Microsoft Waits for Patch Tuesday to Fix SMB Zero Day

Microsoft said a Windows SMB zero day, which has a public proof-of-concept exploit available, is low risk and won’t be patched until an upcoming Patch Tuesday.

Microsoft will not rush out an emergency patch for a zero-day vulnerability disclosed on Wednesday in the Windows implementation of the Server Message Block protocol.

Researcher Laurent Gaffie announced in a tweet, below, that he’d found a zero-day vulnerability in SMBv3 and released a proof-of-concept exploit. He told Threatpost that he privately disclosed the issue to Microsoft on Sept. 25 and that Microsoft told him it had a patch ready for its December patch release, but decided to wait until its scheduled February update to release several SMB patches rather than a single fix in December. Microsoft considers the vulnerability, a remotely triggered denial-of-service bug, low-risk.

“Windows is the only platform with a customer commitment to investigate reported security issues, and proactively update impacted devices as soon as possible. Our standard policy is that on issues of low risk, we remediate that risk via our current Update Tuesday schedule,” a Microsoft spokesperson told Threatpost in email statement. The next scheduled Microsoft update is Feb. 14.

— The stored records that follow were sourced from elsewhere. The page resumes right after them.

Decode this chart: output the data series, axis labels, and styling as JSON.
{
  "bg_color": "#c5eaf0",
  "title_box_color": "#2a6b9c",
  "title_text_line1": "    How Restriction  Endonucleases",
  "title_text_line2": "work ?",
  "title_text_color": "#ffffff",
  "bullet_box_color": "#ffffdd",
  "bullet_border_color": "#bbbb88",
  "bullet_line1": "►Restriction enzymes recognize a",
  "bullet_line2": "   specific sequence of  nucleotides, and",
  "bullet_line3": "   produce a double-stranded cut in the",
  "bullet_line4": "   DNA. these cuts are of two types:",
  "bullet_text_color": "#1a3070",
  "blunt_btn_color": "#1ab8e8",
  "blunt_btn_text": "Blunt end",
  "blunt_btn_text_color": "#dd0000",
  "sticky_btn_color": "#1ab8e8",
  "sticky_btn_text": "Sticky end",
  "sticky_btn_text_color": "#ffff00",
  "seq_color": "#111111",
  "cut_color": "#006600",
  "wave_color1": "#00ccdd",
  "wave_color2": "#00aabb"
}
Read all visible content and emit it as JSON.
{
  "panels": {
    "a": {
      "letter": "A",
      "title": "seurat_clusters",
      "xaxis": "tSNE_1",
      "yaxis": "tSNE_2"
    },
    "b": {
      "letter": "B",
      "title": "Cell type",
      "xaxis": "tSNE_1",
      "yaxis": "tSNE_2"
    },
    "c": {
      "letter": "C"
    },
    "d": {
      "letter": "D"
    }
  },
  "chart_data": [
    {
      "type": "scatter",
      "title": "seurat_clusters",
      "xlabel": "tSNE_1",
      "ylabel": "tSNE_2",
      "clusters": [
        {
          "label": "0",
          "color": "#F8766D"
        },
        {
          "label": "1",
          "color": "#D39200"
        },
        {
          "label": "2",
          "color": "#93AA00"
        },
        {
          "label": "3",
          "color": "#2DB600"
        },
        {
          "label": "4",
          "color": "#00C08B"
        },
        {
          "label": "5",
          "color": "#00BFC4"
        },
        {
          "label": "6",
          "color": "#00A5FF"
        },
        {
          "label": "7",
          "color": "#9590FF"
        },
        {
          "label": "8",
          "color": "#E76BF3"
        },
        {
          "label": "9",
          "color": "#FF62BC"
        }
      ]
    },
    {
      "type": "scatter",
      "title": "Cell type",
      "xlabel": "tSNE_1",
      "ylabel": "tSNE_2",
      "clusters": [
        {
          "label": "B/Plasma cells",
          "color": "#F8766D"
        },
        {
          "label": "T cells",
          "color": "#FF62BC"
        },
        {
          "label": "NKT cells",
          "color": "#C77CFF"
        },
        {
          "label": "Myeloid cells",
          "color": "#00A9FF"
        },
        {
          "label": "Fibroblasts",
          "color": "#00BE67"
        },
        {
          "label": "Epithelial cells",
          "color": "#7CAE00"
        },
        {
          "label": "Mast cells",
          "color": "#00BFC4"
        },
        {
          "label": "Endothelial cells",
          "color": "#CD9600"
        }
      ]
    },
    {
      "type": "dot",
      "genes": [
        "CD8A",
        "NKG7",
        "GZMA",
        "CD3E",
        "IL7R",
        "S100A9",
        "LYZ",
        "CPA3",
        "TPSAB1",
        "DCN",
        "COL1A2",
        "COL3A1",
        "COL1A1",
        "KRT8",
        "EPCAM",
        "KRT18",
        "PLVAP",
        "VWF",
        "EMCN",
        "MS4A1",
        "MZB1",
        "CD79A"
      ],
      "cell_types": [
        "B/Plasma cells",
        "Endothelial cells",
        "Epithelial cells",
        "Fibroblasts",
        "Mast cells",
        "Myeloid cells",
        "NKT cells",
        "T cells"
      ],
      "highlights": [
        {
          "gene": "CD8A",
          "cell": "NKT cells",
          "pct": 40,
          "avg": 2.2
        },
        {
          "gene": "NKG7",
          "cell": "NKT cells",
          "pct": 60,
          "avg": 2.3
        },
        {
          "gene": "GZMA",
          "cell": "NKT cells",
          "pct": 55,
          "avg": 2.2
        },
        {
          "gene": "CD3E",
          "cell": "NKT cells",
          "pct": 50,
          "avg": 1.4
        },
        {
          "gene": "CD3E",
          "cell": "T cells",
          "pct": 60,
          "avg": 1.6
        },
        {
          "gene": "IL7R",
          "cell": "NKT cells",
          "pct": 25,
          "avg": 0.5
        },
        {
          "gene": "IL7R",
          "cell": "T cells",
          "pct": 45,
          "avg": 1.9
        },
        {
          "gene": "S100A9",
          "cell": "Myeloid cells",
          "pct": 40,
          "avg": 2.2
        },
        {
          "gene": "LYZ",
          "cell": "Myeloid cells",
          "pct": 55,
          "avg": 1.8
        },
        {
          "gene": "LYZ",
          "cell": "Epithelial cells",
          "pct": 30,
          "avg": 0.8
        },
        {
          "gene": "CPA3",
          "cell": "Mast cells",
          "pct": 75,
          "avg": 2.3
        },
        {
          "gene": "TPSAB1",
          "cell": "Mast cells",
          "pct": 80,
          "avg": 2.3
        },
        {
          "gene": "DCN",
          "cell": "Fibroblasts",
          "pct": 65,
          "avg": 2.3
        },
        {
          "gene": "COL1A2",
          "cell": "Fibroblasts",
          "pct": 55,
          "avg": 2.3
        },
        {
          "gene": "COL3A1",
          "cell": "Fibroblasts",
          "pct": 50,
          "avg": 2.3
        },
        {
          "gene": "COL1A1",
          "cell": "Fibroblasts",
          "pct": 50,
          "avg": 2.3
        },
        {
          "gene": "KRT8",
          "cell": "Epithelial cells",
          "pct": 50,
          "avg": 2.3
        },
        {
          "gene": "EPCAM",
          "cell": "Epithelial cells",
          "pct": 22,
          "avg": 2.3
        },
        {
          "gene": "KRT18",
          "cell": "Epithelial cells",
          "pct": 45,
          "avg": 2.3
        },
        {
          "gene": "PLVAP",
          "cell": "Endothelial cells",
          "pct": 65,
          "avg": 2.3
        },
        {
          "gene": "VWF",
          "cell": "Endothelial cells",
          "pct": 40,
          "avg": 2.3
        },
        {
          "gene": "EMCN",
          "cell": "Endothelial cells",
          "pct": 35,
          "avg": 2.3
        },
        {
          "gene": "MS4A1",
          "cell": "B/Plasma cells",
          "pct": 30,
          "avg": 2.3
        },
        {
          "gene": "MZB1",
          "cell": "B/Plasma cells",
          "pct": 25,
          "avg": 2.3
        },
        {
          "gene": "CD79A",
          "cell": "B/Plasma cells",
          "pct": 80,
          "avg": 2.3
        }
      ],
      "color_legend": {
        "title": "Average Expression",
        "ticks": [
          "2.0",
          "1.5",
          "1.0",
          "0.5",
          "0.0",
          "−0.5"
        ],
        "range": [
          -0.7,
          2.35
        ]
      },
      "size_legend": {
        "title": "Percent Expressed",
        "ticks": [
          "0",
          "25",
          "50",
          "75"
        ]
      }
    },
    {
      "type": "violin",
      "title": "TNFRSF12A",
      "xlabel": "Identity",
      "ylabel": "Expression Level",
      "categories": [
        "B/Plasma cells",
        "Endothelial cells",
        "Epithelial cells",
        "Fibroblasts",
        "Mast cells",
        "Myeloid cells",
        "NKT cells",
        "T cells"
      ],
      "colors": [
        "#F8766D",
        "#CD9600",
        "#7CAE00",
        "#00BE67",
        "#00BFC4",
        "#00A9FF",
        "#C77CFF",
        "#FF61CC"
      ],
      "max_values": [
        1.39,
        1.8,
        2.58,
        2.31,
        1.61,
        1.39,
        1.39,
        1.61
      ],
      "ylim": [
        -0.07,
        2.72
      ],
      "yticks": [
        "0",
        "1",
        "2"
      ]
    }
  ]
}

Gaffie said the vulnerability is specifically a null pointer dereference in SMB and that it affects Windows Server 2012 and 2016. He added that a joint analysis between himself and Microsoft concluded that code execution doesn’t seem possible through an exploit of this vulnerability. SMB is generally not exposed to the Internet, though Gaffie said that outbound connections where clients connect to remote file servers are more likely to be allowed than inbound SMB connections over an open port 445.

“This bug can be used to trigger a reboot on a given target, it can be either local (via netbios, llmnr poisoning) or remote via a UNC link (example: adding an image with a link: \\attacker.com\file.jpg in an email),” Gaffie said. “It’s important to note that this trivial bug should have been caught immediately by their SDLC process, but surprisingly it was not. “This means that the new code base was simply not audited or fuzzed before shipping it on their latest operating systems.”

Gaffie also said he decided to release details prior to the availability of a patch because it’s not his first experience working with Microsoft where they have delayed a patch release for one of his bugs.

“I decided to release this bug one week before the patch is released, because it is not the first time Microsoft sits on my bugs,” he said. “I’m doing free work here with them (I’m not paid in anyways for that) with the goal of helping their users. When they sit on a bug like this one, they’re not helping their users but doing marketing damage control, and opportunistic patch release. This attitude is wrong for their users, and for the security community at large.”

Johannes Ullrich, dean of research at the SANS Institute and director of the SANS Internet Storm Center, said he ran Gaffie’s exploit and could confirm that it caused a crash on a fully patched Windows 10 system.

“Modern Windows versions have several protection mechanisms to prevent remote execution for exploits like this,” Ullrich said. “It would likely be difficult, but not necessarily impossible.”

Ullrich published a post on the SANS ISC site describing his testing of Gaffie’s exploit. The PoC would require an attacker to send a link to a victim, luring them to connect to a malicious SMB server instance.

“A URL like \\[server ip address\IPC$ would trigger the exploit,” Ullrich said. “I have tested it in Edge and Internet Explorer on Windows 10 with a local html file like that and it shut down the system immediately.

“The exploit implements its own SMB server, so it is as easy as running the exploit, making sure the user can connect (e.g. firewall issues) and then sending the ‘right’ link to the user,” Ullrich said. “This is pretty easy to exploit. Took me maybe 10 minutes to get it to work. The exploit comes without instructions.”

Ullrich explained that the attacker will respond with a crafted Tree Connect Response—Tree Connect Requests are sent to Windows Servers when users connect to shares—that is lengthy and also includes a “long trailer.” He explained in the SANS ISC post that the tree connect response message consists of a NetBIOS header and message type of a total length of 1580 bytes, and a SMB2 header that is 64 bytes long. The Tree Connect Response message has a fixed length of 8 bytes in addition to the fixed header.

“This is where the message should end. But apparently, since the total message size according to the NetBIOS header is larger, Windows keeps on decoding in the crafted header (all ‘C’s’ in the exploit), which then triggers the buffer overflow,” Ullrich said.